- Catcher
- Born: June 30, 1921 Detroit, Michigan, U.S.
- Died: September 20, 2001 (aged 80) Fullerton, California, U.S.
- Batted: RightThrew: Right

MLB debut
- September 19, 1943, for the New York Giants

Last MLB appearance
- July 11, 1947, for the Chicago White Sox

MLB statistics
- Batting average: .179
- Home runs: 0
- Runs batted in: 4
- Stats at Baseball Reference

Teams
- New York Giants (1943); Chicago Cubs (1944); Chicago White Sox (1947);

= Joe Stephenson =

American baseball player (1921–2001)

Joseph Chester Stephenson (June 30, 1921 – September 20, 2001) was an American catcher in Major League Baseball who played for the New York Giants (1943), Chicago Cubs (1944) and Chicago White Sox (1947). Following his retirement as a player, Stephenson gained most of his fame as a scout for the Boston Red Sox based in Orange County, California, signing future All-Stars Rick Burleson, Dwight Evans, Bill Lee and Fred Lynn during his tenure of nearly 50 years as a scout in the Boston organization.

Stephenson batted and threw right-handed, and was listed as 6 ft 2 in tall and 185 lb.

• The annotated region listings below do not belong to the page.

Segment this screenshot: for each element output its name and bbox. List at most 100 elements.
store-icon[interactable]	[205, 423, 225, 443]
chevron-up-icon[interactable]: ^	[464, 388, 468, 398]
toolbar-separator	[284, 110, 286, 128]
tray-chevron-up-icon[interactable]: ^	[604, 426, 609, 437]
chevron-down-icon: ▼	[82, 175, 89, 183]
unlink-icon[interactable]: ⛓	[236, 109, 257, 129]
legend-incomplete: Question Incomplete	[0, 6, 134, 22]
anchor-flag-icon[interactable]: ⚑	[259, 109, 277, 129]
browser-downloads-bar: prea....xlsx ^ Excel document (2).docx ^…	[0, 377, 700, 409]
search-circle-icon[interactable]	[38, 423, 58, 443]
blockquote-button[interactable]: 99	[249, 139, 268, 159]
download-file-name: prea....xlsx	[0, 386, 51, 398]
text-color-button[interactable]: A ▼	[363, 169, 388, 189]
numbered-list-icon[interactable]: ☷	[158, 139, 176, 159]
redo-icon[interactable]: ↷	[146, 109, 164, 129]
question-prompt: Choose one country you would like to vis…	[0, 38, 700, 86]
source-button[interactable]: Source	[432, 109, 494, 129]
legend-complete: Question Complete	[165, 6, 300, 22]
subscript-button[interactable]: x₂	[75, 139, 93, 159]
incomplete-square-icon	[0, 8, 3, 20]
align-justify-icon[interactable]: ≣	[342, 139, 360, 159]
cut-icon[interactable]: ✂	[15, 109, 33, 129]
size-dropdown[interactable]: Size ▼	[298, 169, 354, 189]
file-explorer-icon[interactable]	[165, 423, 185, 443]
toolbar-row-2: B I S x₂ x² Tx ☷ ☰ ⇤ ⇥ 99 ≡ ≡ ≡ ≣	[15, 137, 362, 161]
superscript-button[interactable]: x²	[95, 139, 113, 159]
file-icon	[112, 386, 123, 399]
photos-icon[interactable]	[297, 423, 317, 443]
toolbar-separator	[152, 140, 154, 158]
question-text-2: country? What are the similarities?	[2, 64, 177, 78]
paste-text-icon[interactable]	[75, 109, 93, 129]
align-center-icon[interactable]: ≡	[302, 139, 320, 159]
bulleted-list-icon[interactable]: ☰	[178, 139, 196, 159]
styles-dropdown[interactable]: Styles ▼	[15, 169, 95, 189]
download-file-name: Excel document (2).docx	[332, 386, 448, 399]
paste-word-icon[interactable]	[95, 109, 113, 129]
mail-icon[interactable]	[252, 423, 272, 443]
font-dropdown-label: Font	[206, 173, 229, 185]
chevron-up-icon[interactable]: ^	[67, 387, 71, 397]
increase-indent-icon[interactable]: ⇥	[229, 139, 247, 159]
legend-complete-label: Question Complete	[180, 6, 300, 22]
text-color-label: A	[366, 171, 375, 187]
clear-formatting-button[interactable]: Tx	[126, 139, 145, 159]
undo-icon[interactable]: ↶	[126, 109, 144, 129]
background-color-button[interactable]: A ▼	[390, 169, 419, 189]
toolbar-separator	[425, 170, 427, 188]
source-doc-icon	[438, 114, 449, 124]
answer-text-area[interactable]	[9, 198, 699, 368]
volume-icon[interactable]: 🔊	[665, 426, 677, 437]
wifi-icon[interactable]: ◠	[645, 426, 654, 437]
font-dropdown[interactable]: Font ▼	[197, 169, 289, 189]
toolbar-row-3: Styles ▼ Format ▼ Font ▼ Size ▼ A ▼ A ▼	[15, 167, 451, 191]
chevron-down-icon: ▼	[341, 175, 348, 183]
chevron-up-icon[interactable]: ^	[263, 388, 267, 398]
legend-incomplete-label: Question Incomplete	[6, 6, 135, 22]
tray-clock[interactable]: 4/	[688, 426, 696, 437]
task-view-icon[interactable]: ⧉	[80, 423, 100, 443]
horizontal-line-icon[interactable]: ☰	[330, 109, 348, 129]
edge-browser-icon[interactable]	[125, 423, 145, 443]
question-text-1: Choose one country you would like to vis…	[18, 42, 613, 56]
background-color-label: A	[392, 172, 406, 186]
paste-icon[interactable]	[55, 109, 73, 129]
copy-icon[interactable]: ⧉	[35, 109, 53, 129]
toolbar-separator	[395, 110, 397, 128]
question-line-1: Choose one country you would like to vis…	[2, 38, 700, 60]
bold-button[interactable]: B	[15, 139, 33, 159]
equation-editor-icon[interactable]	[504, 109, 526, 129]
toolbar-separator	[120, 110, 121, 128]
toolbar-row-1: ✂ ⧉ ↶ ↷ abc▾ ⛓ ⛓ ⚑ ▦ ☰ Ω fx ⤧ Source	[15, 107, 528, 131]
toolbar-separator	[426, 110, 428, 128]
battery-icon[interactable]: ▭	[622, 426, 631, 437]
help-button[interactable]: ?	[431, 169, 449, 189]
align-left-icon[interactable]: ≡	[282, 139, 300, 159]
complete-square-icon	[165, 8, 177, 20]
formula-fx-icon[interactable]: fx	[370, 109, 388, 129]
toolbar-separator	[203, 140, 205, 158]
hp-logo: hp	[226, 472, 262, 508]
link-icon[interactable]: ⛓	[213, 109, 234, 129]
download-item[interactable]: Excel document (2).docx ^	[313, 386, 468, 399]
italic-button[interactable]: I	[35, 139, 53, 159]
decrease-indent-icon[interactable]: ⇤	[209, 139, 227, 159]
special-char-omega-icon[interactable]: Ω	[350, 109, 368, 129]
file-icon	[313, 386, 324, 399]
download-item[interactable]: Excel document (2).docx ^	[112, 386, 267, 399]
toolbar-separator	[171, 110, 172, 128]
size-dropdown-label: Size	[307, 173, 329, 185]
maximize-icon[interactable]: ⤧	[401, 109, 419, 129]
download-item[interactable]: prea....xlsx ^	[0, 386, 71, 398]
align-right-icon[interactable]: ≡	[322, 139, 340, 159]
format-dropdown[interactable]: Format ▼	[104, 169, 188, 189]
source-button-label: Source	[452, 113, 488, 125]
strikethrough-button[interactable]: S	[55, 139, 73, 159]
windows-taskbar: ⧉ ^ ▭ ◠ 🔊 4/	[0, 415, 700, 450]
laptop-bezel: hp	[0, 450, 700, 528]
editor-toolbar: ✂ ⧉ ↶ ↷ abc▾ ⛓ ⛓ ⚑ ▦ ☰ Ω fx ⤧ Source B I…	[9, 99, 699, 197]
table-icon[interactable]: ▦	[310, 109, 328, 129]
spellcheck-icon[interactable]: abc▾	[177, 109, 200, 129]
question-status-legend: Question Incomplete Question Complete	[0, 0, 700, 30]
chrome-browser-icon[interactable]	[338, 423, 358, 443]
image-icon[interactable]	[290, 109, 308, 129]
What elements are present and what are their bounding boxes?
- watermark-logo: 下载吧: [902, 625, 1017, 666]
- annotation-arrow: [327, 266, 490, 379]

A native of Detroit, Michigan, and an alumnus of Michigan State University and Western Michigan University, Stephenson's minor league career extended from 1941 through 1951. He caught in part of three big-league seasons in the 1940s. He posted a .179 batting average (12-for-67) with eight runs and four RBI in 29 games played.

He was the father of Jerry Stephenson (1944–2010), like Joe a former MLB player (as a pitcher) who became a longtime scout.